The de Vries family installed low-flush toilets and cut back on irrigation when the water board announced last summer the water table was low.
"If we have to conserve, we have to conserve," he said. "I just hope we don't have to go to desalinization. That would be very expensive."
Wet weather this winter has helped to ease the drought that has gripped the islands since 1997.
"I would say it's in remission," said Neal Fujii, drought coordinator for the state Commission on Water Resource Management. If you are talking just strictly rainfall, at the end of April, rainfall was well above normal in many areas across the state, he said.
"But ground water takes time to recharge after five years of full-blown drought," he said.
Barry Usagawa, head of water resources for the board, said the fact that the well heads are up a foot is a good thing.

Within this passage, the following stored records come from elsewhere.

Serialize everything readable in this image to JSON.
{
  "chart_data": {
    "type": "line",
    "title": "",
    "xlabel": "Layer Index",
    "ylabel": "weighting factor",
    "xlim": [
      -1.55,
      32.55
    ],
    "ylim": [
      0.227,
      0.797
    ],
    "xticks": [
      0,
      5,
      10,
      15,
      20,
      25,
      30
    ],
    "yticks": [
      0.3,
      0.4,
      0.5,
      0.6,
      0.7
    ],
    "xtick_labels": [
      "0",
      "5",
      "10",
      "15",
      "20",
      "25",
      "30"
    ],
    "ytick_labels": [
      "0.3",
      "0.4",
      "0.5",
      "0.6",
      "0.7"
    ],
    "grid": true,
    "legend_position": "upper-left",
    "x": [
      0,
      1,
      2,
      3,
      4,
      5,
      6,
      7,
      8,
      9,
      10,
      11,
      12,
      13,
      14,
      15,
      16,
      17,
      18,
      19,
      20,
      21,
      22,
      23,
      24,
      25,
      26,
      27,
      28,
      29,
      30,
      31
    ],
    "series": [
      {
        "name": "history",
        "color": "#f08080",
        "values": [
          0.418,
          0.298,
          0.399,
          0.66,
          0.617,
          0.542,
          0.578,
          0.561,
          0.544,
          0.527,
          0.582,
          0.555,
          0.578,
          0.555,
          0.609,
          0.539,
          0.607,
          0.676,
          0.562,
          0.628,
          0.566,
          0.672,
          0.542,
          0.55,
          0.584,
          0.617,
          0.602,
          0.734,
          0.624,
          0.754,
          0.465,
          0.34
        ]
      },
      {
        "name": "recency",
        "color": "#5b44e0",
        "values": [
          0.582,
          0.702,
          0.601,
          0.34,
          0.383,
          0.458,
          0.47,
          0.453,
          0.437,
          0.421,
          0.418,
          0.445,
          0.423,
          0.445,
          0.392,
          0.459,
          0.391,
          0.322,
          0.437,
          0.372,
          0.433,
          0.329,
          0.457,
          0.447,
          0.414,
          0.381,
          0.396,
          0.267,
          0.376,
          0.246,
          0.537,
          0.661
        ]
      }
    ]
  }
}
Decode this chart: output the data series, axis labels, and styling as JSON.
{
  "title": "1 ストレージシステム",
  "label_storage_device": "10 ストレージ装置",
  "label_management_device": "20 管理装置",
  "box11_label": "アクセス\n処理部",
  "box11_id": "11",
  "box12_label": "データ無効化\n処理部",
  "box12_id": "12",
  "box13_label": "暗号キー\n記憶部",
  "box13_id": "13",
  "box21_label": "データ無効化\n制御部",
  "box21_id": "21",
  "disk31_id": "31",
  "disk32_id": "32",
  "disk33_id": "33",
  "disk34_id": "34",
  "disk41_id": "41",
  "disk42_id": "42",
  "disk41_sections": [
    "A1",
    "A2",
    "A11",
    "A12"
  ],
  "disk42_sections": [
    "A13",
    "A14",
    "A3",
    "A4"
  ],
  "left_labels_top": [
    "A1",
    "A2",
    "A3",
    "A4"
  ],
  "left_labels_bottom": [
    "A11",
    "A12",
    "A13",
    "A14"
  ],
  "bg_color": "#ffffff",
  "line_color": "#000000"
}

"This is the first summer in the past six years that we haven't started out down from the previous year," he said. "But we're not there yet."
According to the Climate Prediction Center of the National Weather Service, we could get lucky this summer.
The center has forecasted a 40 percent chance for above average rainfall in the state through September.
Myles Hirota, superintendent of Hawaii Kai Golf Course, said he'll take what he can get.
The golf course has cut its water use by half over the past several years, mostly out of financial necessity. The water that flows from the treatment plant to the golf course is too brackish to put on the grass, he said. Management has to haul it in.
"The amount of water we saved with the rain over the winter was tremendous," he said.
Until the winter rains, things were looking dire.
On Aug. 2, the Board of Water Supply initiated voluntary irrigation and conservation measures for O'ahu because drought conditions had left water levels dangerously low.
Users were asked to reduce consumption by 10 percent and residents were asked to water their lawns only on Sundays, Tuesdays and Thursdays before 10 a.m. or after 6 p.m.
That same month, Gov. Linda Lingle issued a proclamation of a statewide drought, asking the federal government to help alleviate losses and damage caused by drought conditions.
Federal aid totaling $150,000 helped four agricultural concerns and the Maui Department of Water Supply to pay for pumps, irrigation systems and increased electrical costs, Fujii said.
In late November, the Board of Water Supply lifted its voluntary irrigation and conservation measures for O'ahu after rains that soaked much of the state and caused flooding in several areas.
The wet weather continued through much of the winter.
Rain gauges showed precipitation from October through April at well above normal levels, the National Weather Service said, and throughout the state the season ranked among the wettest in the past 30 years.